E così ho scritto un libro sugli abitanti di un cimitero (…)

L’ho scritto meglio che ho potuto. È l’unico modo che conosco per scrivere qualcosa. Questo non significa che sarà bello. Significa solo che ci ho provato. E, soprattutto, ho scritto la storia che avrei voluto leggere.”.[ii]

C’è tuttavia ancora solo una piccola cosa da dire, su questo libro: ed è che si tratta sicuramente di un libro per ragazzi, che potranno goderne la lettura solitaria, facendone un tesoro personale così come potrebbero godere dell’ascolto  di una bellissima storia letta loro da un adulto significativo; ma è un libro davvero prezioso per una lettura adulta, come peraltro accade con tutti i libri di Neil Gaiman.

Nobody Owens

Sempre nel saggio citato Gaiman si interroga sul confine, tanto incerto, tra letteratura per adulti e letteratura per ragazzi e, dopo aver variamente esplorato l’argomento, conclude dicendoci come – e ne è certo – nessuno di noi sarà in grado di rispondere a tale domanda in modo veramente soddisfacente.

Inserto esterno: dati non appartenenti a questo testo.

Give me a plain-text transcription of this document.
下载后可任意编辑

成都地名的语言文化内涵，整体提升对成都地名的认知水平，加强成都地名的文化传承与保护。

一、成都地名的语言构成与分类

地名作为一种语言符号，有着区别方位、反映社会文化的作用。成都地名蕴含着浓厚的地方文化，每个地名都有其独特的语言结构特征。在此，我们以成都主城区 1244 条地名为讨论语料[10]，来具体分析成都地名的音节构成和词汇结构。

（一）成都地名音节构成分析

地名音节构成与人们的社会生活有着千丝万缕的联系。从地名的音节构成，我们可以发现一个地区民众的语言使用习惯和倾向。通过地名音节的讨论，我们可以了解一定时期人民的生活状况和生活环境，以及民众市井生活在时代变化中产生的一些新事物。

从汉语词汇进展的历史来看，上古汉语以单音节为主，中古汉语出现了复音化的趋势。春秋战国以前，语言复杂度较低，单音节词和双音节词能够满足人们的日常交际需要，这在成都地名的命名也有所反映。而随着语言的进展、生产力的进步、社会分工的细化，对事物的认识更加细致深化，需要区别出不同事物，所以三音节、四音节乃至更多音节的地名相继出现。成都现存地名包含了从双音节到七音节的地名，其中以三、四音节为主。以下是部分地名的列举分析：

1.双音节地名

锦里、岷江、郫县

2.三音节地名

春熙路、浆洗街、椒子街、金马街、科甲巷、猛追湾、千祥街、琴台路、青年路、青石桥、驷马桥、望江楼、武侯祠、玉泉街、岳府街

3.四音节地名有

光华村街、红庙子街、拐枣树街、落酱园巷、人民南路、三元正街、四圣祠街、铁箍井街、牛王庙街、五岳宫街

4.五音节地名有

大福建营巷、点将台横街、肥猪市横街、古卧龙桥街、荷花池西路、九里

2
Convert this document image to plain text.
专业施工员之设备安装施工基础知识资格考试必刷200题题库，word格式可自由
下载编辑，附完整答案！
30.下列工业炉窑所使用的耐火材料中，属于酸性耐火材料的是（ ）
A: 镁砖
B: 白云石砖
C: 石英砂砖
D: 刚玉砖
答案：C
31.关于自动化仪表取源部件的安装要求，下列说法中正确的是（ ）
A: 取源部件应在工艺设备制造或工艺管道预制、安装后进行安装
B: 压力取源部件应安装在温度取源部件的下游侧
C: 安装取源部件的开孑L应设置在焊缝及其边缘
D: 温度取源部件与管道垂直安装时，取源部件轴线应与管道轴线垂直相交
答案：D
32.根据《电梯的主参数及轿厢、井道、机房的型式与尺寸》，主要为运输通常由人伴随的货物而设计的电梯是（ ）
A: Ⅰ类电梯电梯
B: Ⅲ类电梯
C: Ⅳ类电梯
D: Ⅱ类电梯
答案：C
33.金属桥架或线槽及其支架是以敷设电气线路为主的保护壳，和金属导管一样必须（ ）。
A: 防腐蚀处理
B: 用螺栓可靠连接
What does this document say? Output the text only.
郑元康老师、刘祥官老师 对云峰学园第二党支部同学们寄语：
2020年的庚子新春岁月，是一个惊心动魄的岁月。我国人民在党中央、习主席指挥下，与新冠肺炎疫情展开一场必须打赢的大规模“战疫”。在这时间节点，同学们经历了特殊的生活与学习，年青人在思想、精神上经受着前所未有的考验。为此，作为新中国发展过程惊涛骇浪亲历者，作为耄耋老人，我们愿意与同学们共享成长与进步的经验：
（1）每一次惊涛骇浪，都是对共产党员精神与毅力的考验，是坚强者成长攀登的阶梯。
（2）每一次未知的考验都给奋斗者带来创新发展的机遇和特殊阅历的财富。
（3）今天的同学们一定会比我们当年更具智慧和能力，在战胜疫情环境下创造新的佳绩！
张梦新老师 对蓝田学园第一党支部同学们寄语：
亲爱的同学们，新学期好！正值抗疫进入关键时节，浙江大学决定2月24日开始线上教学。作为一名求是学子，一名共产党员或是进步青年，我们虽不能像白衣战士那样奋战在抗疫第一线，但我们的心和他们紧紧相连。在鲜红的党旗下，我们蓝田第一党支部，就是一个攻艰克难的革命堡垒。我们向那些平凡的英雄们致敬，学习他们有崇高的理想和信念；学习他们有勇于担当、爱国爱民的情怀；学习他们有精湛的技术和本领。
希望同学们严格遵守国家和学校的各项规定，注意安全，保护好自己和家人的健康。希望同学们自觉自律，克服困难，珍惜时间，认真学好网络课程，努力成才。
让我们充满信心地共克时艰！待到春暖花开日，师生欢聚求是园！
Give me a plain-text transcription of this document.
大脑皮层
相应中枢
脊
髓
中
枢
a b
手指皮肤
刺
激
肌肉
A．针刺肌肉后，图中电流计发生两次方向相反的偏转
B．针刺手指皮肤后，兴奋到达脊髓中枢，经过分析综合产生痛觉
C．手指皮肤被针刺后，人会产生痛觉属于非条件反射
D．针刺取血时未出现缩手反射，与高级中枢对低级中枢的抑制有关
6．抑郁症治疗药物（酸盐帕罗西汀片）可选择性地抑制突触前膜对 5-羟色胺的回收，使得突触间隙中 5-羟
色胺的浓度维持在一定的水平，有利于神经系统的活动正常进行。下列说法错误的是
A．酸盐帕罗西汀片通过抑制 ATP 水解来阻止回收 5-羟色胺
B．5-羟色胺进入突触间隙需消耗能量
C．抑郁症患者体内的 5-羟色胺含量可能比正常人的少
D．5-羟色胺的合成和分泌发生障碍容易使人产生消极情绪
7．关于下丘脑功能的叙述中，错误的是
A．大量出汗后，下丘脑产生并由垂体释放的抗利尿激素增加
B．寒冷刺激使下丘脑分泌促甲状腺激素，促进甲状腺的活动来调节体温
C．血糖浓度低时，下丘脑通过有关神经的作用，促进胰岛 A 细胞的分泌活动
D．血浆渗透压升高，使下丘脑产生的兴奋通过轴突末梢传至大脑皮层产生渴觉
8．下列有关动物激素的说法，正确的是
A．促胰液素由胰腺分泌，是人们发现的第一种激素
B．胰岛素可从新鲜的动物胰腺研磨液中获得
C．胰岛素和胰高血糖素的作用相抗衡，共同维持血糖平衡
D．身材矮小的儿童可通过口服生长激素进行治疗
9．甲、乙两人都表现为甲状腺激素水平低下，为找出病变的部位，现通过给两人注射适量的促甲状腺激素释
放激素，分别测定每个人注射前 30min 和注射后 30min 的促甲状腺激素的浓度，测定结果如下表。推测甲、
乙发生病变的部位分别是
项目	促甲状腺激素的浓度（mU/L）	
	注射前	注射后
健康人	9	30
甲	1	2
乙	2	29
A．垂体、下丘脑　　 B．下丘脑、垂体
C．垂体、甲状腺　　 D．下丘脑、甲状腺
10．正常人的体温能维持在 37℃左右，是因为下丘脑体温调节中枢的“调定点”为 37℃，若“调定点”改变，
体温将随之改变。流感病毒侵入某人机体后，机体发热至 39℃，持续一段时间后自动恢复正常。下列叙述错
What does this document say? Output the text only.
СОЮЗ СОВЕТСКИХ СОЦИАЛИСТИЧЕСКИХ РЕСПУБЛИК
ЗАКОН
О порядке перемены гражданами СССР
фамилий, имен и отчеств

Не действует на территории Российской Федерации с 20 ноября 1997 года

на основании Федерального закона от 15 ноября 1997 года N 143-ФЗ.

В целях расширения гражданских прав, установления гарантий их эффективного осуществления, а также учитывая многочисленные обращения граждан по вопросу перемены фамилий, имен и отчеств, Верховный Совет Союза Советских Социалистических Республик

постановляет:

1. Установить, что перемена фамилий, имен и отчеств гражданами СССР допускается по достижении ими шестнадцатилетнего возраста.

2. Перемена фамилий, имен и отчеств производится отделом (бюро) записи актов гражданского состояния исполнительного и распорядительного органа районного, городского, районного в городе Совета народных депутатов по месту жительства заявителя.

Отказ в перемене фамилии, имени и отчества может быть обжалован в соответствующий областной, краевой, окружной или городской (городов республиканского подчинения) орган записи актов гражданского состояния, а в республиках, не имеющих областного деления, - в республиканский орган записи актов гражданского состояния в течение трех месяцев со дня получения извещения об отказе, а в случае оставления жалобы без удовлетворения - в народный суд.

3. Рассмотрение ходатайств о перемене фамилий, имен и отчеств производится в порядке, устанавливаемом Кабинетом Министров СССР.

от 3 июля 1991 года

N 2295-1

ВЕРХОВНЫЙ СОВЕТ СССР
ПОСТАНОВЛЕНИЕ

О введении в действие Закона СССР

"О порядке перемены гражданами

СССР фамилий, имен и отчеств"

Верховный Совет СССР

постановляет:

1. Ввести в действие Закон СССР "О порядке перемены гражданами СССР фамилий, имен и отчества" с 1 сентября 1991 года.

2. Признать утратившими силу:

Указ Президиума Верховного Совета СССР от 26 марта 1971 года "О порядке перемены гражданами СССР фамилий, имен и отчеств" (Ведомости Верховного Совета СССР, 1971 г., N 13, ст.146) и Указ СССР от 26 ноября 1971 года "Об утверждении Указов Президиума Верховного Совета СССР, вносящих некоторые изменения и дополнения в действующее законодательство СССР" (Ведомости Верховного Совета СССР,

Ho proposto più volte questo autore (se cercate, troverete proposta la lettura di Good Omens, (2020), di American Gods (2019), di Coraline (2016), di L’oceano in fondo al sentiero).

È chiaro che trovo, dentro le pagine di Neil Gaiman, ciò che della mia infanzia non dovrà mai essere perduto insieme a ciò che solo una lettura adulta può apprezzare; e riscrivere per sé, e rileggere, rendendo ogni pagina nuova, farmaco adatto al momento.

Soprattutto in giorni come questi che stiamo vivendo. Pagine come queste ci armano, e ci difendono.


[i] Da Wikipedia: La medaglia John Newbery (John Newbery Medal) è un premio letterario assegnato annualmente dalla Association for Library Service to Children, una divisione della American Library Association (ALA) all’autore del miglior libro americano per ragazzi.

Il premio viene assegnato annualmente sin dal 1922, ed è stato il primo premio letterario per ragazzi.[1] Anche per questo è considerato, insieme alla medaglia Caldecott uno dei più prestigiosi premi letterari relativi alla letteratura per l’infanzia negli Stati Uniti. Il suo nome deriva da John Newbery, un editore di libri per bambini del XVIII secolo.

La medaglia Newbery è stata disegnata da René Paul Chamberlain nel 1921 e rappresenta su un lato un libro aperto e sull’altro lato uno scrittore che consegna il proprio libro a due bambini.

[ii] In: “Raccontare bugie per vivere…E perché lo facciamo”: discorso per la Newbery Medal, 2009. Pubblicato nel saggio “Questa non è la mia faccia. E su un mucchio di altra roba. Saggi sparsi su leggere, scrivere, sognare”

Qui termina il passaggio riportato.